Root Finding

As of March 2020, School of Haskell has been switched to read-only mode.

What is a root?

A root is a mathematical idea. Suppose you have a real-valued function. For now, we will take the special case where the function goes from real numbers to real numbers:

f :: Real -> Real

Then, a root of f (root f) has the following property:

f (root f) = 0

For instance, the function

f x = 1 - x

has a root at x=1.


root f = 1
f (root f) = f 1 = 1 - 1 = 0

What is a numerical root?

In a computer, we can only hope to approximate a mathematical root.

In other words, a numerical root of a function f, is a function that takes a tolerance, and gives an approximation to the actual root.

numericalRoot f epsilon = ...
root f = ...

because of this restriction, we can only approximate the roots of certain kinds of functions. (for instance, if the function is not continuous, there isn't much we can do)

Also, techniques that work for all continuous functions are in practice much slower that some more advanced techniques, but those advanced techniques require at least that the function be derivable, but also, some special cases will make the method fail.

In a system where the need for speed and correctness is very important, it will often be necessary to build some extra measures to detect failure, and allow the algorithm to decide on the fly which technique to use for a given confidence level.

We might explore the design of such systems (rather easy to do in Haskell, but pretty messy in, say, C/C++) but for now, we assume that the physicist can visualize the function he is working with, and can manually adapt the code to avoid failure. This assumption becomes absurd in large systems, but you can get a very long way (sometime, a whole career) without having to write such a large system. If you are interested, hold your breath; we will come to those eventually, albeit not necessarily in this course.

Why should you care?

The ability of finding roots of functions of type Real -> Real gives you immense power.

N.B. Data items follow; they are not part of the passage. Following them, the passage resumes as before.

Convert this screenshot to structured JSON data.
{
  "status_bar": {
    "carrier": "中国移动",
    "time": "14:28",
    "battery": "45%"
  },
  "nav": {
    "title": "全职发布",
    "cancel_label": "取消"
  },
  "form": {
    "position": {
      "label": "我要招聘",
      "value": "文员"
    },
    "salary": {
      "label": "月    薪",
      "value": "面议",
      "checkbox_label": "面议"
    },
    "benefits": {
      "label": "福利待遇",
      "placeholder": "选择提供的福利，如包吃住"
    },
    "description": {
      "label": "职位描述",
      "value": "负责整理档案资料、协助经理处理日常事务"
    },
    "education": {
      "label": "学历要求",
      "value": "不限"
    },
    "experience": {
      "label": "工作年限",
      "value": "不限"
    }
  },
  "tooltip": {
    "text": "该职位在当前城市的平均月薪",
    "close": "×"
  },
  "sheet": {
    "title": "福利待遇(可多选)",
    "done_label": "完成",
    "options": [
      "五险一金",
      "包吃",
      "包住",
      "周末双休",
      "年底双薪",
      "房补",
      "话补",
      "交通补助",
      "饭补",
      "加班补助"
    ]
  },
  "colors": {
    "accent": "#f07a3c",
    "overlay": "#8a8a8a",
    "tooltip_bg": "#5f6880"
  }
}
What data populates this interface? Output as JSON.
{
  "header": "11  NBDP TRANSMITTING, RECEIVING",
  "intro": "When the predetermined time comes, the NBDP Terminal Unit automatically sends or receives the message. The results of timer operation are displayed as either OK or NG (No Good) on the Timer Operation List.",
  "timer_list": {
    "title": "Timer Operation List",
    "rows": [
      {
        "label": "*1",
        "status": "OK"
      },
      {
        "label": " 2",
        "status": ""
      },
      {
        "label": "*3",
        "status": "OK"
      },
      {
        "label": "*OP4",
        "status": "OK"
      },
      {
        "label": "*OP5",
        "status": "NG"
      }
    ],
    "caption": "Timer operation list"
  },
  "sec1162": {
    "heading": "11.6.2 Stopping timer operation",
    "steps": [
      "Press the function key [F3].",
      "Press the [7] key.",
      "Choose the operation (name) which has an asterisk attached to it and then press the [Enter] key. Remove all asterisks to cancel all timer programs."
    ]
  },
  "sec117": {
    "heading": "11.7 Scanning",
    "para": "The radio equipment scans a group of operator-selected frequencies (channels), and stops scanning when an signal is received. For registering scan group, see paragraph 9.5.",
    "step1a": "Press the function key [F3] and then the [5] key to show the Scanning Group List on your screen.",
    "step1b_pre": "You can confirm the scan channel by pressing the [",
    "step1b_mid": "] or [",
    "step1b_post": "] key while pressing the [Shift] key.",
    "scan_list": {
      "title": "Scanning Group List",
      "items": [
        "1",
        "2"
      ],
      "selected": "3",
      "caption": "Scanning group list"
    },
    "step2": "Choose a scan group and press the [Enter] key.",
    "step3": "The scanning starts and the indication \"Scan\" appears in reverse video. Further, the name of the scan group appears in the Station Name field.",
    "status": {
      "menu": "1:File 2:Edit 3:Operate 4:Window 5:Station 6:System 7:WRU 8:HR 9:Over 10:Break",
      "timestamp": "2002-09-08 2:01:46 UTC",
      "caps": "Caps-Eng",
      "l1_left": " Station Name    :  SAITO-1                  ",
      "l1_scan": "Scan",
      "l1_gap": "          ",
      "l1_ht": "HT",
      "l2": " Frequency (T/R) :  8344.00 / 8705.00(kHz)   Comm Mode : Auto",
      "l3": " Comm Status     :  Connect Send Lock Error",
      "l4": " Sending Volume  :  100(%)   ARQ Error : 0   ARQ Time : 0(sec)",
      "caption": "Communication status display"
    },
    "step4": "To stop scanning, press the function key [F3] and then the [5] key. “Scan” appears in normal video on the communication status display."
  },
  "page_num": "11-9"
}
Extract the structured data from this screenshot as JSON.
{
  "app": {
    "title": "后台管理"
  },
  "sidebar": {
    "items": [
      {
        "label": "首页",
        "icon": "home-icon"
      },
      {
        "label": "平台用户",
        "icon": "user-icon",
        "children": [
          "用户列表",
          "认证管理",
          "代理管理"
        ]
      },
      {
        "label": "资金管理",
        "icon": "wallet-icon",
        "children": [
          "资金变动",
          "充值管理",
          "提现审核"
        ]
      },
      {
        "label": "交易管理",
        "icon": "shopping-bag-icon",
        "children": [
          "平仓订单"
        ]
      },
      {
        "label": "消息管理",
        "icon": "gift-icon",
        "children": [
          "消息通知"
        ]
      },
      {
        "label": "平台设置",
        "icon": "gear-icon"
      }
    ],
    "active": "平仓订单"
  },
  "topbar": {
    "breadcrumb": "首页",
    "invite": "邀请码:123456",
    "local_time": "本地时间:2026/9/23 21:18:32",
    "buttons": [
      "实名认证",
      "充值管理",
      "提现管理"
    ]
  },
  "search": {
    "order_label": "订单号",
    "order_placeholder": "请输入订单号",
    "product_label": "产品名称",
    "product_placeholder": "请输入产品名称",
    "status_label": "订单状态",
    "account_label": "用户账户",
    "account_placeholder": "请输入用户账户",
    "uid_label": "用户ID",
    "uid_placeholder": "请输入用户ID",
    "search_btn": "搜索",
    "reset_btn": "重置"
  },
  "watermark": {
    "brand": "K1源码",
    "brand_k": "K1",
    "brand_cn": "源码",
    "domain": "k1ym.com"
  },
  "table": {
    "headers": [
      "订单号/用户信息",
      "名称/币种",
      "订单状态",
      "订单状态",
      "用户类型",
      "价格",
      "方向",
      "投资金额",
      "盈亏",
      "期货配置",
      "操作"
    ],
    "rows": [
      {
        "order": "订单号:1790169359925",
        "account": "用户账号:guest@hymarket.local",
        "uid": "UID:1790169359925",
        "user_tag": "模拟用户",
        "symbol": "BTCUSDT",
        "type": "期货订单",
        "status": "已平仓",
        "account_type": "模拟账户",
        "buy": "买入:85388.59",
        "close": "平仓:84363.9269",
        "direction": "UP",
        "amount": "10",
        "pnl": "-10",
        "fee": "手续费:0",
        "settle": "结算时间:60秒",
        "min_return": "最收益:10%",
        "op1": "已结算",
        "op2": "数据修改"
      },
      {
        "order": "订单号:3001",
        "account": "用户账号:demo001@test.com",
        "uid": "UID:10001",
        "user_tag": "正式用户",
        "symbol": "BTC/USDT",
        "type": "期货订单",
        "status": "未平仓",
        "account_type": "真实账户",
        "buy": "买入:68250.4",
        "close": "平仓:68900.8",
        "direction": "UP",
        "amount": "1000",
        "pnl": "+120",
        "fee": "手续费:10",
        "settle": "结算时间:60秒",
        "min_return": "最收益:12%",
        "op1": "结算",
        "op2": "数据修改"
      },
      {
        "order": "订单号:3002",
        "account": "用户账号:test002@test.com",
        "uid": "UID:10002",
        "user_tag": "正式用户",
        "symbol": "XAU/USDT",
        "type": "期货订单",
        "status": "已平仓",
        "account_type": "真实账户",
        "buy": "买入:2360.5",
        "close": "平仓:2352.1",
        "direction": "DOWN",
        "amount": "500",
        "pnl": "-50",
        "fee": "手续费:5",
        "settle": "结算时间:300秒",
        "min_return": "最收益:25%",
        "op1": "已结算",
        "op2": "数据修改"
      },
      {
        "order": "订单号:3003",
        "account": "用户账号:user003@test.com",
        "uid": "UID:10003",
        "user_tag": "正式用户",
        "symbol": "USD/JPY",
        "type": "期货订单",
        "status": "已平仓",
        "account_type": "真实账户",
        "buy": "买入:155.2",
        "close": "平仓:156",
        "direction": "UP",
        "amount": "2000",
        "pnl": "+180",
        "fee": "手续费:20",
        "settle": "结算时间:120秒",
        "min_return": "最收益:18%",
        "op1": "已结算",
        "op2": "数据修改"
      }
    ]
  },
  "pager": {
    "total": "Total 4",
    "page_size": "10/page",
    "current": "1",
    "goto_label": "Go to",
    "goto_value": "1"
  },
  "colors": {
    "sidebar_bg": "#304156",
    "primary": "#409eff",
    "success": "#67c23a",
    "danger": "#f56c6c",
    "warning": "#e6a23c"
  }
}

For instance, you can numerically invert a function in this way (without knowing even the explicit expression for the function). Here is how:

f x = ...

inverseOfF y = root (\x -> f x - y)

You can also find extremums of your function. Here is how

f x = ... 
f' = derivative f

extremum f = root (derivative f)

There are all sorts of applications, which we'll come to.

Methods of finding roots.


Consider this simple fact about continuous functions:

Suppose f has one and only one root in the interval (a,b), then

f a * f b < 0

In other words, if you cross the zero line once while going from a to b, then the sign has changed between a and b. (If you don't see why it is true, make a picture)

The idea of this method is to decide in which sub-interval {(a,middle) or (middle, b)} is the root. The above fact is the test we use.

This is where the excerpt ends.